For the most part corn ethanol is seeing a 20 to 40% increase in btu's of energy created. This is never talked about though as in the late 70's it was an energy loser and the same old expert from the 70's (a guy named Pimitel) still pimps the old out of date methodology that has been disproven. The national news always interviews this dude as the counter-opinion of the biofuels industry.

Beyond corn ethanol on net energy return you've got a whole host of other sustainable definitions. Is the corn a genetically modified organism? Is it a permaculture or monoculture farming style? How much water does the farming deplete fromt the natural aquifer below the farm? What about fertilizer and pesticide wash off of the field? These are the sticky wickets that cause a debate.

And then beyond this technical jargon filled debate is the Climate Change debate. Namely the CO2 reduction opportunity of a biofuel. If the biofuel can't substantially reduce CO2 emmission in the lifecycle of the fuel some don't consider it "sustainable" though it would be renewable and cleaner than petroleum.

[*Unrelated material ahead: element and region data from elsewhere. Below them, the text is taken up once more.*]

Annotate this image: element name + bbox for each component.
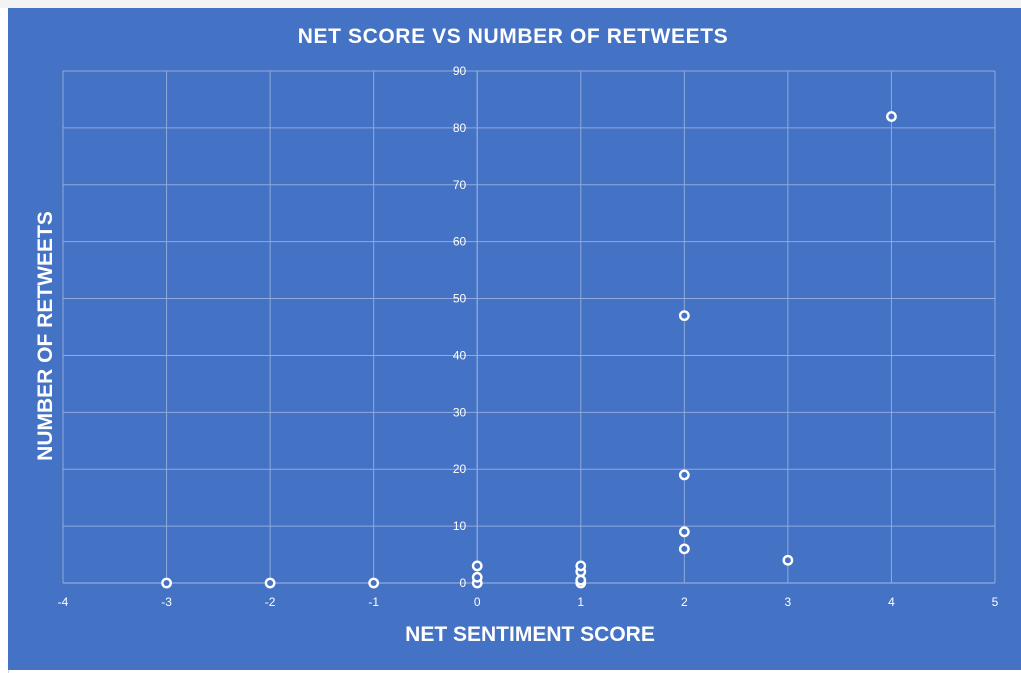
x-tick-label: 3 [785,595,792,609]
y-tick-label: 90 [453,64,467,78]
x-tick-label: 0 [474,595,481,609]
x-tick-label: 5 [992,595,999,609]
scatter-chart[interactable]: -4 -3 -2 -1 0 1 2 3 4 5 0 10 20 30 40 50 60 70 80 90 NET SC… [8,8,1021,670]
data-point[interactable] [678,543,690,555]
data-point[interactable] [575,560,587,572]
x-tick-label: 4 [888,595,895,609]
y-tick-label: 60 [453,235,467,249]
y-tick-label: 50 [453,292,467,306]
y-tick-label: 30 [453,405,467,419]
x-tick-label: -4 [58,595,69,609]
x-tick-label: -2 [265,595,276,609]
chart-title[interactable]: NET SCORE VS NUMBER OF RETWEETS [298,25,728,48]
data-point[interactable] [471,571,483,583]
data-point[interactable] [264,577,276,589]
y-tick-label: 0 [460,576,467,590]
gridlines [62,70,996,584]
x-tick-label: 1 [577,595,584,609]
y-tick-label: 10 [453,519,467,533]
data-point[interactable] [161,577,172,589]
data-point[interactable] [471,560,483,572]
data-point[interactable] [782,554,794,566]
x-tick-label: -1 [368,595,379,609]
data-point[interactable] [678,469,690,481]
y-tick-label: 70 [453,178,467,192]
data-point[interactable] [886,111,897,122]
data-point[interactable] [678,310,690,322]
data-point[interactable] [678,526,690,538]
y-tick-label: 40 [453,348,467,362]
x-tick-label: -3 [161,595,172,609]
data-point[interactable] [368,577,380,589]
data-point[interactable] [575,574,587,586]
y-tick-label: 20 [453,462,467,476]
y-tick-label: 80 [453,121,467,135]
x-axis-title[interactable]: NET SENTIMENT SCORE [405,623,655,646]
x-tick-label: 2 [681,595,688,609]
y-axis-title[interactable]: NUMBER OF RETWEETS [34,211,57,461]
data-points [161,111,897,589]
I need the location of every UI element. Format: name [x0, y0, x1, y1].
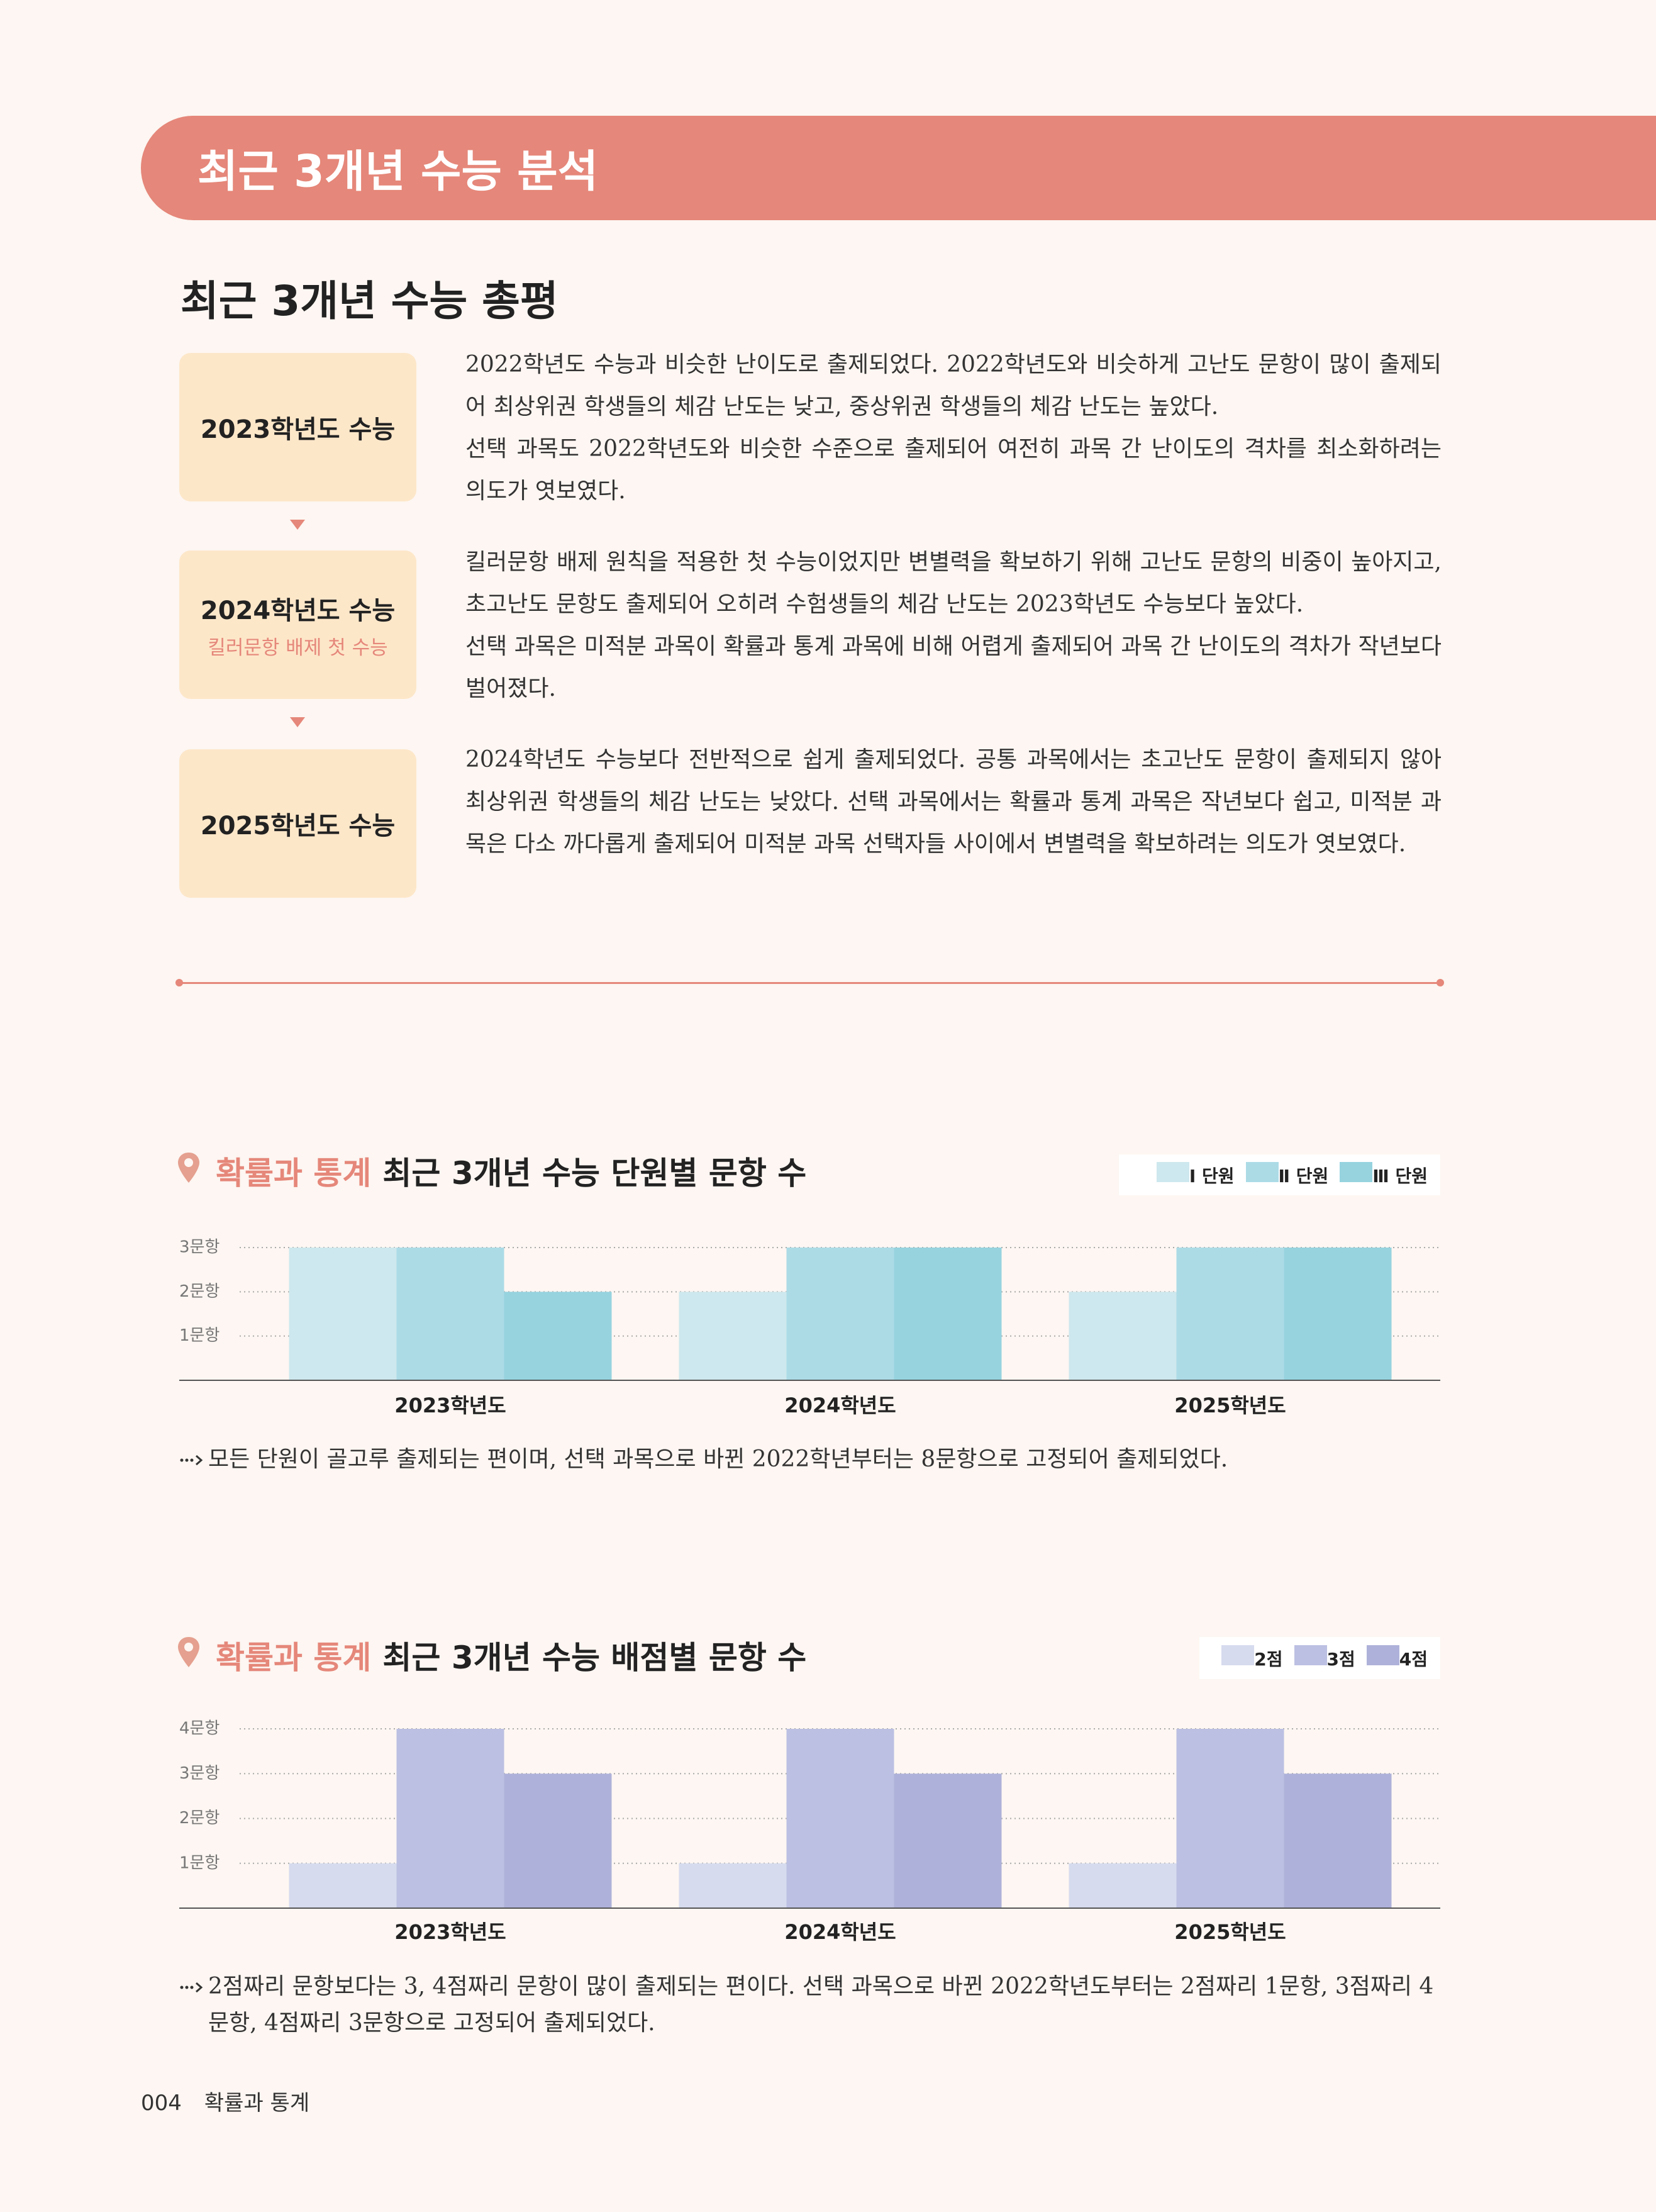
legend-item: 4점	[1366, 1645, 1428, 1671]
bar	[1069, 1292, 1177, 1380]
legend: 2점 3점 4점	[1199, 1637, 1440, 1679]
section-title: 최근 3개년 수능 총평	[181, 277, 558, 325]
note-icon	[180, 1982, 203, 1993]
x-tick-label: 2025학년도	[1174, 1394, 1286, 1417]
paragraph: 2024학년도 수능보다 전반적으로 쉽게 출제되었다. 공통 과목에서는 초고…	[465, 739, 1442, 865]
legend-item: 2점	[1221, 1645, 1283, 1671]
footer: 004 확률과 통계	[141, 2086, 309, 2116]
bar	[894, 1248, 1002, 1380]
x-tick-label: 2024학년도	[784, 1920, 896, 1944]
banner-title: 최근 3개년 수능 분석	[197, 145, 599, 198]
year-box: 2025학년도 수능	[179, 749, 416, 898]
x-tick-label: 2024학년도	[784, 1394, 896, 1417]
y-tick-label: 1문항	[179, 1326, 220, 1345]
bar	[786, 1729, 894, 1908]
chart-note: 2점짜리 문항보다는 3, 4점짜리 문항이 많이 출제되는 편이다. 선택 과…	[179, 1969, 1443, 2042]
legend-label: Ⅱ 단원	[1278, 1166, 1329, 1187]
legend-item: 3점	[1294, 1645, 1355, 1671]
bar	[679, 1863, 787, 1908]
paragraph: 2022학년도 수능과 비슷한 난이도로 출제되었다. 2022학년도와 비슷하…	[465, 344, 1442, 512]
note-text: 모든 단원이 골고루 출제되는 편이며, 선택 과목으로 바뀐 2022학년부터…	[208, 1446, 1228, 1472]
legend-swatch	[1245, 1162, 1279, 1182]
note-icon	[180, 1455, 203, 1466]
paragraph: 킬러문항 배제 원칙을 적용한 첫 수능이었지만 변별력을 확보하기 위해 고난…	[465, 541, 1442, 710]
arrow	[290, 520, 305, 530]
text: 선택 과목은 미적분 과목이 확률과 통계 과목에 비해 어렵게 출제되어 과목…	[465, 634, 1442, 701]
banner: 최근 3개년 수능 분석	[141, 116, 1656, 220]
legend-item: Ⅰ 단원	[1156, 1162, 1235, 1188]
legend-label: 2점	[1254, 1649, 1283, 1670]
y-tick-label: 2문항	[179, 1282, 220, 1301]
text: 선택 과목도 2022학년도와 비슷한 수준으로 출제되어 여전히 과목 간 난…	[465, 436, 1442, 504]
x-tick-label: 2023학년도	[394, 1394, 506, 1417]
chart: 1문항 2문항 3문항 2023학년도 2024학년도 2025학년도	[179, 1238, 1440, 1417]
divider	[179, 982, 1440, 984]
bar	[289, 1863, 397, 1908]
pin-icon	[178, 1637, 199, 1667]
year-label: 2025학년도 수능	[200, 812, 396, 841]
arrow	[290, 717, 305, 727]
bar	[786, 1248, 894, 1380]
divider-dot	[1436, 979, 1444, 986]
x-tick-label: 2023학년도	[394, 1920, 506, 1944]
legend-item: Ⅱ 단원	[1245, 1162, 1329, 1188]
chart-note: 모든 단원이 골고루 출제되는 편이며, 선택 과목으로 바뀐 2022학년부터…	[179, 1441, 1443, 1478]
year-label: 2023학년도 수능	[200, 415, 396, 444]
legend-label: Ⅰ 단원	[1189, 1166, 1235, 1187]
divider-dot	[175, 979, 183, 986]
bar	[1284, 1774, 1392, 1908]
title-highlight: 확률과 통계	[216, 1155, 372, 1192]
bar	[396, 1729, 504, 1908]
text: 킬러문항 배제 원칙을 적용한 첫 수능이었지만 변별력을 확보하기 위해 고난…	[465, 549, 1442, 617]
bar	[1284, 1248, 1392, 1380]
bar	[504, 1292, 612, 1380]
bar	[1069, 1863, 1177, 1908]
page-number: 004	[141, 2091, 182, 2116]
legend: Ⅰ 단원 Ⅱ 단원 Ⅲ 단원	[1119, 1154, 1440, 1195]
footer-label: 확률과 통계	[204, 2091, 310, 2116]
pin-icon	[178, 1153, 199, 1183]
legend-swatch	[1156, 1162, 1189, 1182]
title-text: 최근 3개년 수능 배점별 문항 수	[382, 1639, 807, 1676]
note-text: 2점짜리 문항보다는 3, 4점짜리 문항이 많이 출제되는 편이다. 선택 과…	[208, 1974, 1434, 2036]
legend-item: Ⅲ 단원	[1340, 1162, 1428, 1188]
bar	[1176, 1729, 1284, 1908]
legend-swatch	[1366, 1645, 1399, 1665]
bar	[894, 1774, 1002, 1908]
bar	[504, 1774, 612, 1908]
y-tick-label: 3문항	[179, 1764, 220, 1783]
year-sublabel: 킬러문항 배제 첫 수능	[208, 636, 388, 659]
text: 2022학년도 수능과 비슷한 난이도로 출제되었다. 2022학년도와 비슷하…	[465, 352, 1442, 420]
legend-swatch	[1294, 1645, 1327, 1665]
year-label: 2024학년도 수능	[200, 596, 396, 625]
y-tick-label: 3문항	[179, 1238, 220, 1257]
y-tick-label: 1문항	[179, 1853, 220, 1872]
legend-label: 4점	[1399, 1649, 1428, 1670]
legend-swatch	[1221, 1645, 1255, 1665]
title-text: 최근 3개년 수능 단원별 문항 수	[382, 1155, 807, 1192]
y-tick-label: 4문항	[179, 1719, 220, 1738]
chart: 1문항 2문항 3문항 4문항 2023학년도 2024학년도 2025학년도	[179, 1719, 1440, 1944]
text: 2024학년도 수능보다 전반적으로 쉽게 출제되었다. 공통 과목에서는 초고…	[465, 747, 1442, 857]
chart-title: 확률과 통계 최근 3개년 수능 배점별 문항 수	[216, 1633, 806, 1678]
bar	[396, 1248, 504, 1380]
y-tick-label: 2문항	[179, 1809, 220, 1828]
title-highlight: 확률과 통계	[216, 1639, 372, 1676]
bar	[289, 1248, 397, 1380]
legend-label: Ⅲ 단원	[1372, 1166, 1428, 1187]
legend-swatch	[1340, 1162, 1373, 1182]
legend-label: 3점	[1326, 1649, 1355, 1670]
chart-title: 확률과 통계 최근 3개년 수능 단원별 문항 수	[216, 1148, 806, 1193]
bar	[1176, 1248, 1284, 1380]
bar	[679, 1292, 787, 1380]
x-tick-label: 2025학년도	[1174, 1920, 1286, 1944]
year-box: 2023학년도 수능	[179, 353, 416, 501]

Beyond corn ethanol though there are a slough of other biofuel products. Biodiesel in particular is extremely sustainable under any metric or debate. The only issue is that environmentalists hate soy bean farms (but somehow hippys love soy). But regardless if its soy, canola, or waste fryer grease biodiesel is 70% less CO2 (for its whole lifecycle) and has no real concerning emmissions issues. This metric being the goal post set by California recently in their "Low Carbon Fuels Standard" set to combat green house gases in their state.

I would go into cellulosic ethanol or some of the other advanced biofuels like "gas to liquid diesel" but it might be a little to much for you. It will make you sorry you asked.

Unless of course you want to hear more. Then my wife will thank you for distracting me enough to stop boring the crud out of her with this stuff.